Business

Flap over ‘obscene’e-books

PayPal, the online payments arm of eBay, has sparked a furor in the publishing world by asking some e-book distributors to ban books that contain “obscene” themes including rape, bestiality or incest.

PayPal sent an e-mail on Feb. 18 to Mark Coker, founder of e-book publisher and distributor Smashwords, saying it would “limit” the company’s PayPal account unless Smashwords removed from its Web site e-books “containing themes of rape, incest, bestiality and underage subjects.”

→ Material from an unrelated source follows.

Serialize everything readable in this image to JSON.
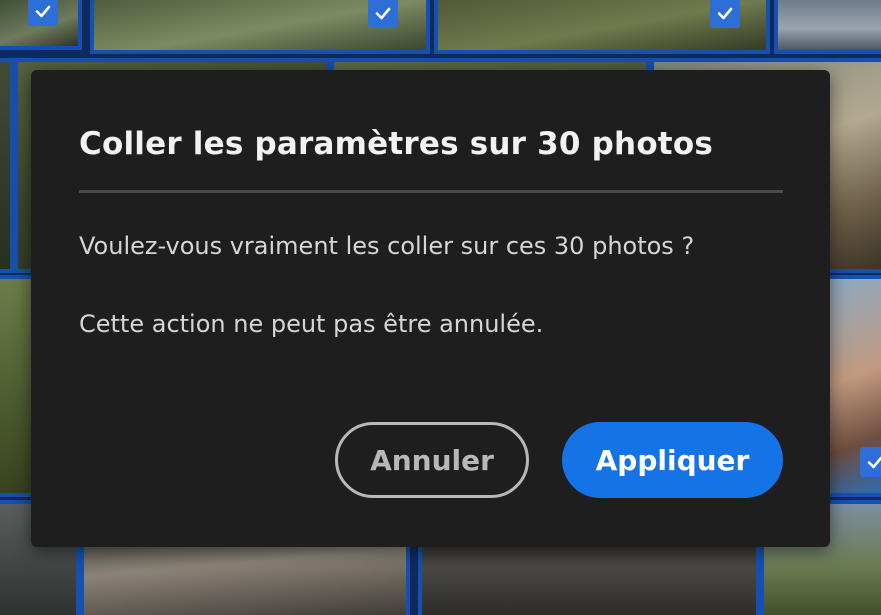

PayPal sent similar warnings to online publishers and booksellers including BookStrand.com and eXcessica, according to the Electronic Frontier Foundation.

A PayPal spokesman confirmed the company sent such notifications but declined to be more specific.

EFF and other groups including the Authors Guild, the American Booksellers Foundation for Free Expression and the Association of American Publishers were planning yesterday to send a letter to PayPal asking the company to reverse its policy.

PayPal “is now holding free speech hostage by clamping down on sales of certain types of erotica,” the groups said, according to a draft of the letter.

“We strongly object to PayPal functioning as an enforcer of public morality and inhibiting the right to buy and sell constitutionally protected material.”

PayPal said it was acting in part because banks and credit-card companies it works with restrict such content, according to an e-mail PayPal sent to Smashwords on Feb. 24.

“Our banking partners and credit-card associations have taken a very strict stance on this subject matter,” PayPal said in the e-mail.

“Our relationships with the banking partners are absolutely critical in order to provide the online and mobile services we [offer] . . . to our customers. Therefore, we have to remain in compliance with their rules, which prohibit content involving rape, bestiality or incest.”

Spokespeople at American Express, MasterCard, Visa and big card-issuing banks JPMorgan Chase, Citigroup and Wells Fargo did not respond to requests for comment.